What she found, she said, is a nail distorts bone very slightly, but enough to redistribute the pressure points inside the knee, leading to pain. What surprised everyone was that the distortion appears to be permanent in many cases, even after the nail is removed.

What's next?

As a thoughtful experiment, the project did not try to answer the next question, but only identify the source of the pain. It's up to the scientist-surgeons to deploy this knowledge, Marinescu said.

"Future clinical implications could be to make surgical technique adjustments in nail insertion, or to fill the bone void left after nail removal in hopes of alleviating knee pain," Mir said.

With a reliable, confirmed database it's now possible to study new ideas in virtual reality, and then take the best outcomes into the clinic, he said. Some possible solutions include changes in the configuration of screws that hold the nail in place, or perhaps changing the insertion depth of the nail.

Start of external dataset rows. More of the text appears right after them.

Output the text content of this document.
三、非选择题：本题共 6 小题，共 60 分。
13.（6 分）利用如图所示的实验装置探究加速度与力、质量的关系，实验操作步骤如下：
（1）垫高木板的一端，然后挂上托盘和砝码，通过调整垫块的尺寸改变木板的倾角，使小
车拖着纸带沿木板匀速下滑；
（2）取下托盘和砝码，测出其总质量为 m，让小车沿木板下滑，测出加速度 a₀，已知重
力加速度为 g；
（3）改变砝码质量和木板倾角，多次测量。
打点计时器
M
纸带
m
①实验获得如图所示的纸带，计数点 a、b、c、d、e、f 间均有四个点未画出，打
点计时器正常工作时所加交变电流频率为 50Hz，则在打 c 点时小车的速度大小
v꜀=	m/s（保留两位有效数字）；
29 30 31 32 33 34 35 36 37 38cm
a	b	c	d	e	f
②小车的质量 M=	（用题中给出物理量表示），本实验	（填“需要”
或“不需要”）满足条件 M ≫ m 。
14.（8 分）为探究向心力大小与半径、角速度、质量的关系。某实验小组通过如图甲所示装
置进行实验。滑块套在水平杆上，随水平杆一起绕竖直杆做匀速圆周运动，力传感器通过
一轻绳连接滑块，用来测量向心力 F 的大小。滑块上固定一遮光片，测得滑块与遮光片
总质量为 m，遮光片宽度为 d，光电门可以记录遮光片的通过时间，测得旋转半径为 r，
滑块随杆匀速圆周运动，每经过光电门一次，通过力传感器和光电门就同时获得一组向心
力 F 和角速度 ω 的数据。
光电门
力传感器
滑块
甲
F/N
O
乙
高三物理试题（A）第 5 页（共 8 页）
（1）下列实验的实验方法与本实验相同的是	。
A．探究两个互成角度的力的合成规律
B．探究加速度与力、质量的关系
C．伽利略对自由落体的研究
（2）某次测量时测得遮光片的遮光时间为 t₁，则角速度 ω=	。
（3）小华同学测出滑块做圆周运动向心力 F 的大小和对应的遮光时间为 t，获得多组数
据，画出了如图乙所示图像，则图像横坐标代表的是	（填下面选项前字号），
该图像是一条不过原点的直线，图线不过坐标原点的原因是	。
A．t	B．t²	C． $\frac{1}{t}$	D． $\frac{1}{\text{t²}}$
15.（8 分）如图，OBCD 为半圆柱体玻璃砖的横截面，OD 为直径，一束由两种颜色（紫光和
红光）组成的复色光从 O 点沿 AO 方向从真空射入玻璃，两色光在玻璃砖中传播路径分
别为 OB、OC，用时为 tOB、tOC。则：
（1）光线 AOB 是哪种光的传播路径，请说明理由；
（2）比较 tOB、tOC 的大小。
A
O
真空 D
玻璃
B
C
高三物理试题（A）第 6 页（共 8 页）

The beauty of the database, Mir said, is that any modification will change the way the bones move, so those changes can be evaluated and compared to normal bones.

"Once I validated the virtual model, I can test whatever values you want; if you have a clinical problem, I can use my model," Marinescu said. "When you are working with human bones or animals, you want to minimize your use of those."

She already has been approached to submit an article on the study to a peer-review journal. In the universe of medical research, being published - and criticized by experts worldwide - is the standard for validation.

Another outcome from the study, Marinescu said, is the critical role played by researchers such as Russell, who have daily patient contact and bring that insight into the research lab. Seeing the results,

Mir and his peers already are watching for new clinical problems that can be addressed.